Supplies were replenished every month by the guards, who were high-ranking military officials, and that was all. The one place that was secluded from the guards eyes and cameras, was this spot near the fountain.
And soon she was to meet him. The sun was already an orange blur on the horizon, the time between their meeting was ticking down to minutes. What could he possibly have to say to her? What could this be about? She was just a slave, an amnesiac who had no past and with only serfdom as her future. What could Vegeta want with some poor, lost girl missing her memories?
"Fuck her, I'm sure she remembers everything. Those coy looks she keeps giving me, I know her lies," Vegeta thought to himself as he buttoned the collar to his uniform. He was heading back to the temple and changing back into informal wear, it was customary for a man of his stature to change outfits many times during the day. "Like a leaf changes colors" was the saying, and it meant that a prince who made up his mind was no good.
"I'll have to discover for sure, I can't afford to base more anger on assumptions, however logical they may be," he assured himself, taking an outward glance at the shiny metals of honor hanging from his wall from long, satin ribbons. He even thought like a warrior, everything had a battle plan. Now he was off to meet with Pan again, but was she ready for her proposal?
He took a look at his room and almost sneered into the camera. The Watchers, they were called. His silent enemies. The film continued reeling, his thoughts secret. If only The Watchers knew his thoughts, it would certainly make their day. Oh the dirty secrets he held, the untold stories he had so brilliantly hidden from those bastards.
But he hated to think of the past. Because it was at that moment, as he finished fastening on the metal of his uniform, that a memory fell onto him like acorns into a pond.
"I hate you," she had said, and he could feel her hand on the back of his neck. She was lying, he swore to himself. She had said that while he was taking off her clothes, and she hadn't done a thing to stop him. She kissed him back. She bled for him. She clung to him as though the dirty things they did were throwing her off a cliff, and like she did them because she loved him with desperation, with passion.
Not because she was lonely.
No, it couldn't have been. Everyone was lonely, every act had an aforethought of loneliness in that part of Vegetasei, but this was different. Vegeta remembered pushing her against the wall, his mouth on hers, his hands liberal. She plagued him after that, even Aila, his own concubine, could not satisfy him. Aila even knew it, Vegeta's time with her was strained. Vegeta could only think of her.
Vegeta knew these games with her were necessary, but he could hardly stand it. He wanted every inch of him on her, she could cloak him from pain. Vegeta would feed off her, drink of her soul, recede into her. Vegeta would become her.
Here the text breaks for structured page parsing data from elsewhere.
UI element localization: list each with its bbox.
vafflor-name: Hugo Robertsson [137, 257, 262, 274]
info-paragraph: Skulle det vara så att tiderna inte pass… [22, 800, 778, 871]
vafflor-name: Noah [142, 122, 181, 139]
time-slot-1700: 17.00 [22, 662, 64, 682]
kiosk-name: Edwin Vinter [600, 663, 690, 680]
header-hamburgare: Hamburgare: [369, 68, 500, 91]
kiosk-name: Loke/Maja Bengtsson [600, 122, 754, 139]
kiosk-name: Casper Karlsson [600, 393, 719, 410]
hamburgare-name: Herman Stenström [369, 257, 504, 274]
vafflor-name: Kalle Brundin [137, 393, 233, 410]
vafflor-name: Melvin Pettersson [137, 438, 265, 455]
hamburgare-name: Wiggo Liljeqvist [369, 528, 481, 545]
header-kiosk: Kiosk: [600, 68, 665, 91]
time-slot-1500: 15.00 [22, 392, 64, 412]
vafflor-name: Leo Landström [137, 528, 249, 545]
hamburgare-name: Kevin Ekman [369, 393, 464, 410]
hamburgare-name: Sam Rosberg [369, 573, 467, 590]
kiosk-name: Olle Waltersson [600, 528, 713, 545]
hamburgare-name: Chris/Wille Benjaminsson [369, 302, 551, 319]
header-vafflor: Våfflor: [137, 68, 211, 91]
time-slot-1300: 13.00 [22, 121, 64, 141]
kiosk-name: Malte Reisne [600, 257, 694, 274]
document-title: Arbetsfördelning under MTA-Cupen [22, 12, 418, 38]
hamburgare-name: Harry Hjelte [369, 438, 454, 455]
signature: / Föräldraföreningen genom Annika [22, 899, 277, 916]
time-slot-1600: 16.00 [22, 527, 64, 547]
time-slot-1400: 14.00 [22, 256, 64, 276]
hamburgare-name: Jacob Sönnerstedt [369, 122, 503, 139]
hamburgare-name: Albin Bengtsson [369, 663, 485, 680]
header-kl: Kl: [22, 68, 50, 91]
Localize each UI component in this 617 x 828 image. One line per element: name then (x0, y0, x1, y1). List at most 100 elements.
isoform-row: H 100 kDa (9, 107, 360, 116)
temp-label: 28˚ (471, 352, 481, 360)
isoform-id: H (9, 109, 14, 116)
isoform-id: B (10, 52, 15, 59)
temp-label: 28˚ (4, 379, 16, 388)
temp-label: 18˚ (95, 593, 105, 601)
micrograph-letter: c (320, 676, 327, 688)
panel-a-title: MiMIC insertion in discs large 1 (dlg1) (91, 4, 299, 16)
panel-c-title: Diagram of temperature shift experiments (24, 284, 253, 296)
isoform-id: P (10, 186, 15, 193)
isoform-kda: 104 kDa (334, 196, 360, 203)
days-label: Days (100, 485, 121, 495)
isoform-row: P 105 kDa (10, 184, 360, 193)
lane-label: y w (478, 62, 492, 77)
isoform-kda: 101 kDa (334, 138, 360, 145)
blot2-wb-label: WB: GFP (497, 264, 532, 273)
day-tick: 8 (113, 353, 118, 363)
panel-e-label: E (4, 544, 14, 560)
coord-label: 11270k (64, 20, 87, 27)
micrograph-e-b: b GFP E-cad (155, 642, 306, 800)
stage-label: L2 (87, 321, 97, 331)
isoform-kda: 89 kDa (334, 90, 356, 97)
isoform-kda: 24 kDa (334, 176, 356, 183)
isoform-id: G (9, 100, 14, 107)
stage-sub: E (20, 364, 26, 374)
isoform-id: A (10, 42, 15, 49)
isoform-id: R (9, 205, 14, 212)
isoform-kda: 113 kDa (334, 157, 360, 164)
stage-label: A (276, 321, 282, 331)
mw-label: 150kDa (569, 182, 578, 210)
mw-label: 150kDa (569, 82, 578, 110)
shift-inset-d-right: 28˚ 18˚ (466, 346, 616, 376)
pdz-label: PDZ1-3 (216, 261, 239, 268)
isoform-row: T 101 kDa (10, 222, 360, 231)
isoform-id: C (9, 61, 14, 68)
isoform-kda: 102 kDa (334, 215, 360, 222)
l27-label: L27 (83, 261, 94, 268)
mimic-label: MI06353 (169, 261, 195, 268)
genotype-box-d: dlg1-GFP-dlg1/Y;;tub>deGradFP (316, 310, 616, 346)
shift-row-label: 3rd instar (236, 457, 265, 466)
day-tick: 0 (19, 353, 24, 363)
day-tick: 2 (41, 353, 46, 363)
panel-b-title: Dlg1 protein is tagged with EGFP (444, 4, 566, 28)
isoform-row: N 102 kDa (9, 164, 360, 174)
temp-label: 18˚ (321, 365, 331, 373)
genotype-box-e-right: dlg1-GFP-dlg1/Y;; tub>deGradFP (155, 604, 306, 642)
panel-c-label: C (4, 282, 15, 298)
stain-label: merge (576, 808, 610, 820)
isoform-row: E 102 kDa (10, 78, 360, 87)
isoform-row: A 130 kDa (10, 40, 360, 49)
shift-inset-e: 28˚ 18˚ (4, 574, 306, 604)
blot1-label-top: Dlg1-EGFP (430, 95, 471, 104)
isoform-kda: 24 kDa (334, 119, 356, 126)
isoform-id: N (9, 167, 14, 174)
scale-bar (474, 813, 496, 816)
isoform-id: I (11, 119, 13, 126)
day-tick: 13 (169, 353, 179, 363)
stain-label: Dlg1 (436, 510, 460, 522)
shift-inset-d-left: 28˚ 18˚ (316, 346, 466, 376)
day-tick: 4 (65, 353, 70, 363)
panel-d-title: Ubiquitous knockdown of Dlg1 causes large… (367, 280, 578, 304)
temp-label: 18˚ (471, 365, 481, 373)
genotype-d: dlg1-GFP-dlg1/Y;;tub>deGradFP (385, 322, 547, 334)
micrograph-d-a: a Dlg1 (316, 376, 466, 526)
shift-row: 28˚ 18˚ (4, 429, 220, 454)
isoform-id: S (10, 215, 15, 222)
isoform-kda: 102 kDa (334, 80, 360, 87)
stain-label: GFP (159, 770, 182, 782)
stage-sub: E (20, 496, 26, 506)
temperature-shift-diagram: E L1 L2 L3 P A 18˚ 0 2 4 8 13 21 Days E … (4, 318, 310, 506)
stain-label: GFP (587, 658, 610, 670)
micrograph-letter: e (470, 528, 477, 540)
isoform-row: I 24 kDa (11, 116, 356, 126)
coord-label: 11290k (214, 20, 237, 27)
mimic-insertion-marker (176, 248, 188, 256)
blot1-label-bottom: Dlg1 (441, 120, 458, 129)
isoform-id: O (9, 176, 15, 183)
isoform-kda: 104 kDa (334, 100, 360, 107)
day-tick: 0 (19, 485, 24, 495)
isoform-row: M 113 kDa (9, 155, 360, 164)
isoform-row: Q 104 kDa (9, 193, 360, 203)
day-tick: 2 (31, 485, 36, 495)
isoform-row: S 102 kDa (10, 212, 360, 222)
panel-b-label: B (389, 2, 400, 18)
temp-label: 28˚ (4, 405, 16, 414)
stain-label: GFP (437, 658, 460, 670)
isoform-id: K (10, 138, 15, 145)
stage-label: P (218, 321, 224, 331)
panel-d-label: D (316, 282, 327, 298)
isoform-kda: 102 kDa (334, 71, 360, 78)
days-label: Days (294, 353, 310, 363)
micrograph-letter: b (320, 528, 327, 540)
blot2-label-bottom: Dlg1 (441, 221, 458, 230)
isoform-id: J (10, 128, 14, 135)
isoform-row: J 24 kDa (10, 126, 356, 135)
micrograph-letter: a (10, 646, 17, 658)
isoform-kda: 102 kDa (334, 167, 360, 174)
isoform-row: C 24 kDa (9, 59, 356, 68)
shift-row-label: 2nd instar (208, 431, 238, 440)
If only things had gone a different way, then all this foolishry would stop. Vegeta did not know how much longer he could bear it. Keeping a secret was one thing, keeping one that destroyed you was another. He could almost hear it, the winds whispering it to him, the hush of the swaying trees spreading the words across the branches. It was so fucking obvious, but only he could see it. Written across the skies, around clouds, emblazoned on waters, adrift on ocean currents.
"Pan," the world would call, "Pan and Vegeta. Once together, now nothing."
Se-Aila would sleep with Vegeta, the people of Vegetasei would celebrate it, but all around them nature screamed. They were all so foolish. Those near Vegeta should've at least heard it. He lived for her. He pined for her.
The world was deaf to his love.
And so was she.
Vegeta took a long, hard stare into the camera of The Watchers. Look at me, you bastards. You can't possibly know my past, no one will. Do you honestly expect to steal from a thief? My will is going to triumph, even if my love kills it first.
Take a good look, because that's all you have.
And with that, he made his exit, leaving the room quietly, descending into a sun setting world. Fate was adrift this evening, destiny was an approaching messenger. Like the chill of winter conquered Autumn, whispers of the future were sailing on the universe's torn cloak. One red and orange sun, one forgotten past, and a future that was anything but certain.